Toolbox 2 – Focusing on individuals and communities
Psychosocial scaffoldings
This tool is about structures of support that help people to learn, grow and develop their lives. To understand this, we need to think about scaffoldings on a construction site: they help to sustain and support the structure of buildings so that they can stand and be built upon.
What is this about?
Psychosocial scaffoldings are actions and structures that support development at the individual and social levels. They refer to the central role of supportive people and institutions in the healthy development of human beings. Scaffolding as a metaphor for describing psychological structures of support goes back to psychologists Lev Vygotsky and Jerome Bruner. They showed that human beings need other people and society’s support to grow and fully realise their human potential. Scaffolding is an action between people; the support given by more experienced caretakers or peers acts as a springboard that provides emotional sustenance and takes people forward.
Many psychologists used to think that that this support was provided only by the family and that it worked mainly in the early years of life. However, more recent research has found that psychosocial scaffoldings can be provided by manifold support institutions, work throughout the life span and play a crucial role in fighting marginalisation and exclusion.
Supporting a child, a young person or indeed any adult from a position of care, be it interpersonal or institutional, produces positive specific individual developmental changes and can lead to processes of development at the community level.
People and organisations can provide psychosocial scaffoldings to any human being at any stage of life
In practical terms, psychosocial scaffoldings need two actions: holding and handling.
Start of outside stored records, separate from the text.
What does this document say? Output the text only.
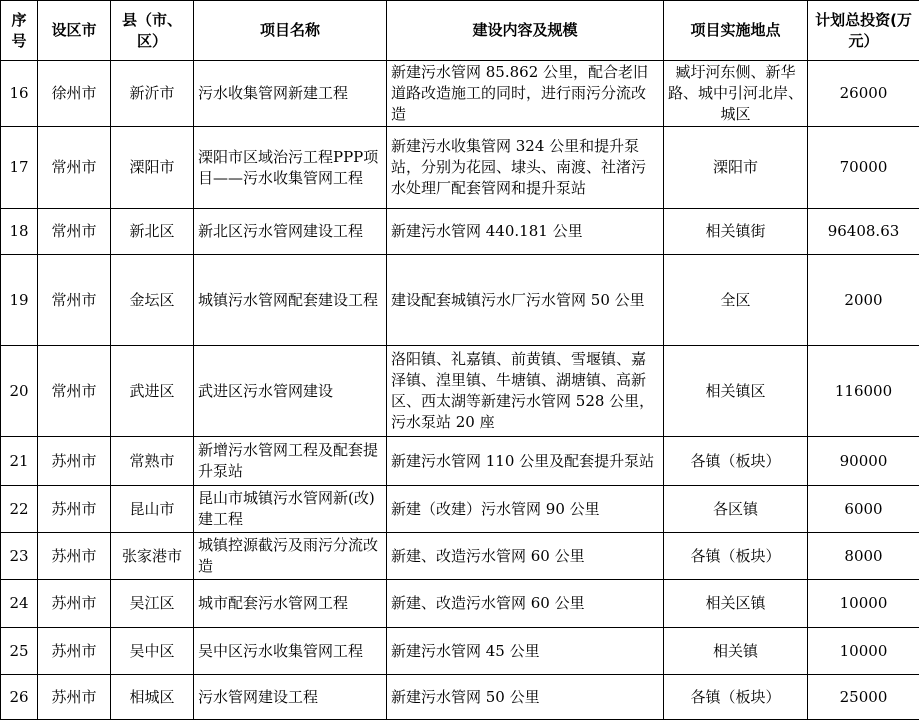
序号	设区市	县（市、区）	项目名称	建设内容及规模	项目实施地点	计划总投资(万元）
16	徐州市	新沂市	污水收集管网新建工程	新建污水管网 85.862 公里，配合老旧道路改造施工的同时，进行雨污分流改造	臧圩河东侧、新华路、城中引河北岸、城区	26000
17	常州市	溧阳市	溧阳市区域治污工程PPP项目——污水收集管网工程	新建污水收集管网 324 公里和提升泵站，分别为花园、埭头、南渡、社渚污水处理厂配套管网和提升泵站	溧阳市	70000
18	常州市	新北区	新北区污水管网建设工程	新建污水管网 440.181 公里	相关镇街	96408.63
19	常州市	金坛区	城镇污水管网配套建设工程	建设配套城镇污水厂污水管网 50 公里	全区	2000
20	常州市	武进区	武进区污水管网建设	洛阳镇、礼嘉镇、前黄镇、雪堰镇、嘉泽镇、湟里镇、牛塘镇、湖塘镇、高新区、西太湖等新建污水管网 528 公里，污水泵站 20 座	相关镇区	116000
21	苏州市	常熟市	新增污水管网工程及配套提升泵站	新建污水管网 110 公里及配套提升泵站	各镇（板块）	90000
22	苏州市	昆山市	昆山市城镇污水管网新(改)建工程	新建（改建）污水管网 90 公里	各区镇	6000
23	苏州市	张家港市	城镇控源截污及雨污分流改造	新建、改造污水管网 60 公里	各镇（板块）	8000
24	苏州市	吴江区	城市配套污水管网工程	新建、改造污水管网 60 公里	相关区镇	10000
25	苏州市	吴中区	吴中区污水收集管网工程	新建污水管网 45 公里	相关镇	10000
26	苏州市	相城区	污水管网建设工程	新建污水管网 50 公里	各镇（板块）	25000
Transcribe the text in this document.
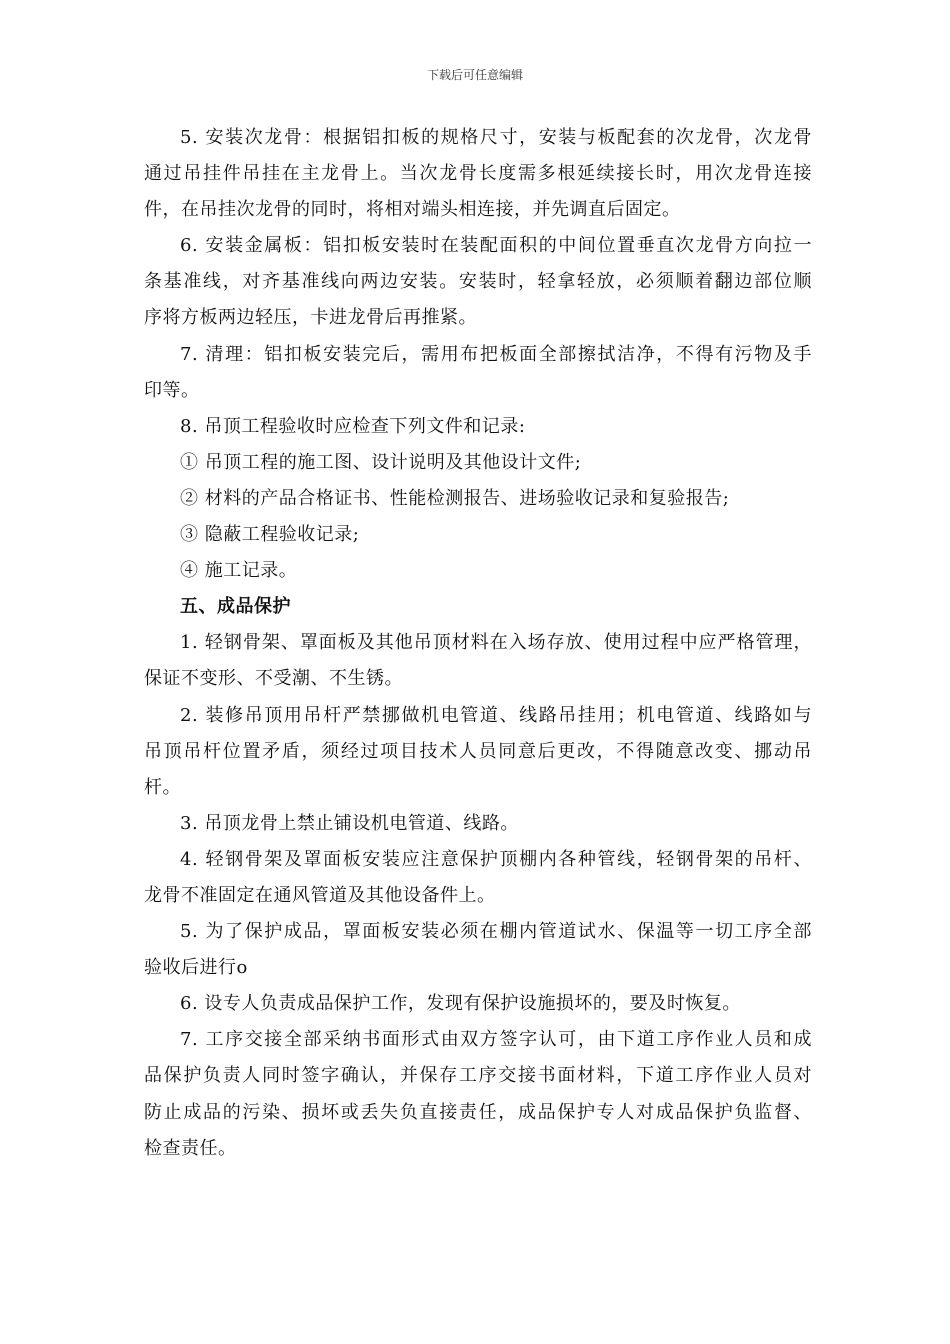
下载后可任意编辑
5. 安装次龙骨：根据铝扣板的规格尺寸，安装与板配套的次龙骨，次龙骨
通过吊挂件吊挂在主龙骨上。当次龙骨长度需多根延续接长时，用次龙骨连接
件，在吊挂次龙骨的同时，将相对端头相连接，并先调直后固定。
6. 安装金属板：铝扣板安装时在装配面积的中间位置垂直次龙骨方向拉一
条基准线，对齐基准线向两边安装。安装时，轻拿轻放，必须顺着翻边部位顺
序将方板两边轻压，卡进龙骨后再推紧。
7. 清理：铝扣板安装完后，需用布把板面全部擦拭洁净，不得有污物及手
印等。
8. 吊顶工程验收时应检查下列文件和记录:
① 吊顶工程的施工图、设计说明及其他设计文件;
② 材料的产品合格证书、性能检测报告、进场验收记录和复验报告;
③ 隐蔽工程验收记录;
④ 施工记录。
五、成品保护
1. 轻钢骨架、罩面板及其他吊顶材料在入场存放、使用过程中应严格管理，
保证不变形、不受潮、不生锈。
2. 装修吊顶用吊杆严禁挪做机电管道、线路吊挂用；机电管道、线路如与
吊顶吊杆位置矛盾，须经过项目技术人员同意后更改，不得随意改变、挪动吊
杆。
3. 吊顶龙骨上禁止铺设机电管道、线路。
4. 轻钢骨架及罩面板安装应注意保护顶棚内各种管线，轻钢骨架的吊杆、
龙骨不准固定在通风管道及其他设备件上。
5. 为了保护成品，罩面板安装必须在棚内管道试水、保温等一切工序全部
验收后进行o
6. 设专人负责成品保护工作，发现有保护设施损坏的，要及时恢复。
7. 工序交接全部采纳书面形式由双方签字认可，由下道工序作业人员和成
品保护负责人同时签字确认，并保存工序交接书面材料，下道工序作业人员对
防止成品的污染、损坏或丢失负直接责任，成品保护专人对成品保护负监督、
检查责任。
These two complementary processes were identified by British psychoanalyst Donald W. Winnicott and refer to the ways in which a caretaker (usually a mother) provides unconditional love to her baby and at the same time teaches rules and restrictions. This combination of love and rules enables the growing child to relate to the world in a socially competent and healthy way.
Holding comes first. The caretaker gives the baby love and reliable, careful supply for its needs, from feeding to reassurance and physical comfort. In holding, giving is unconditional.
Handling comes after or with holding. The caretaker gradually, and with loving care, sets rules and boundaries for the child. From handling, the child learns that she is part of a larger social world: she is a person capable of doing things on her own, but also must respect rules and accept the rights of others.
Why does it matter?
Psychosocial scaffoldings help individuals exposed to difficult life conditions to develop trust and reliance on themselves and the social world. It is the basis for self-esteem, citizenship and the ability to work with others for transforming their reality.
Key facts from the favelas
Psychosocial scaffoldings are a widely utilised tool in bottom-up social development in favela contexts. Grassroots organisations such as AfroReggae and CUFA use holding and handling on a regular basis through relational strategies and interventions:
- Leaders and activists relate to the community as parents by proxy, offering emotional support and care as well as rules and restrictions.
- Organisations invest heavily in building the capacity of young people who will later act as scaffolds for others in similar situations in the community.
- Community members frequently identify one key person within a grassroots organisation who has provided them with support, advice, encouragement and, when needed, ground rules for behaviour.
- Leaders and activists reintroduce trust and offer roles models to community members who may not have experienced stable relationships and frequently feel angry, hopeless and disillusioned.